Oran Aujourd'hui

Remontée des eaux souterraines : vers la fin d’un long immobilisme ?

Le grand projet annoncé pour protéger le centre-ville des effets de la remontée des eaux souterraines a connu, la semaine dernière, une nouvelle étape avec l’annonce de la sélection d’un «site échantillon de référence» destiné à accueillir une opération pilote actuellement en cours d’exécution, pour un coût estimé à 50 millions de dinars. Le site retenu se situe autour de l’Hôtel des Finances, rue des Sœurs-Benslimane, au cœur du centre-ville. Cette annonce relance un dossier aussi ancien que préoccupant.
Depuis des décennies, le phénomène des remontées d’eaux souterraines est connu, documenté, signalé par les experts et vécu quotidiennement par les habitants et les commerçants, sans qu’aucune réponse sérieuse et durable n’ait réellement été apportée. Dans de nombreux immeubles, notamment dans les artères du centre-ville, caves et sous-sols commerciaux restent souvent envahis par l’eau, fragilisant les structures, dégradant les bâtiments et compromettant l’activité économique. Au fil des années, les autorités successives ont multiplié les commissions, cellules techniques et études d’expertise, toutes chargées « d’analyser le phénomène et de proposer des solutions durables ». Mais derrière cette vieille rhétorique administrative répétitive, le constat demeurait accablant : les diagnostics se sont accumulés sans déboucher sur des décisions à la hauteur des enjeux. Pendant plus d’un demi-siècle, les anciens responsables ont souvent privilégié la gestion ponctuelle de l’urgence au détriment d’une véritable stratégie de prévention et d’aménagement. Le problème était connu, identifié, parfois même parfaitement localisé, mais il a longtemps souffert d’un mélange de lenteur bureaucratique, d’absence de coordination et, surtout, d’un déficit manifeste de volonté politique. Les causes du phénomène, elles, ne relèvent pourtant plus du mystère.

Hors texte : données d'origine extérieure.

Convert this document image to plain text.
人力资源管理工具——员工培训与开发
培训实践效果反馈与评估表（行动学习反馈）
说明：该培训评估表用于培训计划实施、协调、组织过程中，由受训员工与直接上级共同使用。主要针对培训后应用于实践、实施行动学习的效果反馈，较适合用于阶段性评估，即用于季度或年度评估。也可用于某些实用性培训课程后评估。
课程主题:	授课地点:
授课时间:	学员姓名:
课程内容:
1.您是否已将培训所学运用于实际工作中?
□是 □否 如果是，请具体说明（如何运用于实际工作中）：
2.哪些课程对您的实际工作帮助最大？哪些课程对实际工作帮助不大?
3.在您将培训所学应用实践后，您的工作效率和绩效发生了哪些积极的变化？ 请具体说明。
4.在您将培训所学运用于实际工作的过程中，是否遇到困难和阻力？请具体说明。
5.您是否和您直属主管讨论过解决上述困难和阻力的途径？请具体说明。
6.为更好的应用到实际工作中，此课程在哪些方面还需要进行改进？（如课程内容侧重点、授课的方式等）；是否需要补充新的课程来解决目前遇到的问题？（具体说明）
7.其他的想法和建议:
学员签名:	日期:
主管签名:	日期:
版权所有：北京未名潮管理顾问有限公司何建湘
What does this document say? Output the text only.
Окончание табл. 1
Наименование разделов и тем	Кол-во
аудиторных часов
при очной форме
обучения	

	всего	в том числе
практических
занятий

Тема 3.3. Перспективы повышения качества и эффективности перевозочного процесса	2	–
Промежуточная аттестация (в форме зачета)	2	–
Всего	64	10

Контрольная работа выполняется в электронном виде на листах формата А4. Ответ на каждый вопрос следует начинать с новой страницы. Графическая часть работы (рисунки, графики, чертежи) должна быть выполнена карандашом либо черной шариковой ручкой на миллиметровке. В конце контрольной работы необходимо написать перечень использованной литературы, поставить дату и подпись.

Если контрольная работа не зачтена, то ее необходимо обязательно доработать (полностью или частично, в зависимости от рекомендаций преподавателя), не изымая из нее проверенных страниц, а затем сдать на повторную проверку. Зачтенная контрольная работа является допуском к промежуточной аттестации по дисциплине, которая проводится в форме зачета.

La configuration géologique du sous-sol oranais, marquée par la présence d’anciens cours d’eau souterrains, les infiltrations d’eaux pluviales insuffisamment drainées et le vieillissement avancé du réseau d’assainissement, favorise l’accumulation des eaux dans les sous-sols et les remontées capillaires. À cela se sont ajoutées des transformations urbaines souvent réalisées sans étude hydrologique approfondie : imperméabilisation excessive des sols, densification du bâti, surcharge urbaine et défaut chronique d’entretien des infrastructures souterraines. Les conséquences sont désormais visibles et parfois spectaculaires. Des affaissements de chaussées et de trottoirs ont été signalés à plusieurs reprises, notamment à proximité du siège de l’Hôtel des Finances, sur la rue des Sœurs-Benslimane, au niveau de l’ex-place Garguenta, à la rue des Jardins, dans plusieurs secteurs de Sidi El Houari, mais aussi sur différents axes du centre-ville où l’eau atteint parfois les sous-sols des magasins. Le glissement de terrain survenu au niveau du jardin dit *Copico*, en contrebas du Front de mer, reste également dans toutes les mémoires. Cet incident avait contraint les autorités à interdire temporairement la circulation des poids lourds et des bus sur cet axe stratégique, révélant de manière brutale la vulnérabilité du sous-sol urbain. Dès lors, une interrogation demeure : comment expliquer qu’après plus de cinquante années d’alertes, d’études et de constats répétés, si peu d’initiatives concrètes aient été engagées par les anciens décideurs pour mettre en œuvre un traitement structuré, coordonné et durable de ce phénomène ? Cette inertie prolongée a non seulement aggravé les risques pour les infrastructures et les habitations, mais elle a également contribué à installer chez les citoyens un profond sentiment d’abandon face à un problème devenu chronique. Cependant, les initiatives récemment annoncées pourraient marquer, enfin, un changement d’approche.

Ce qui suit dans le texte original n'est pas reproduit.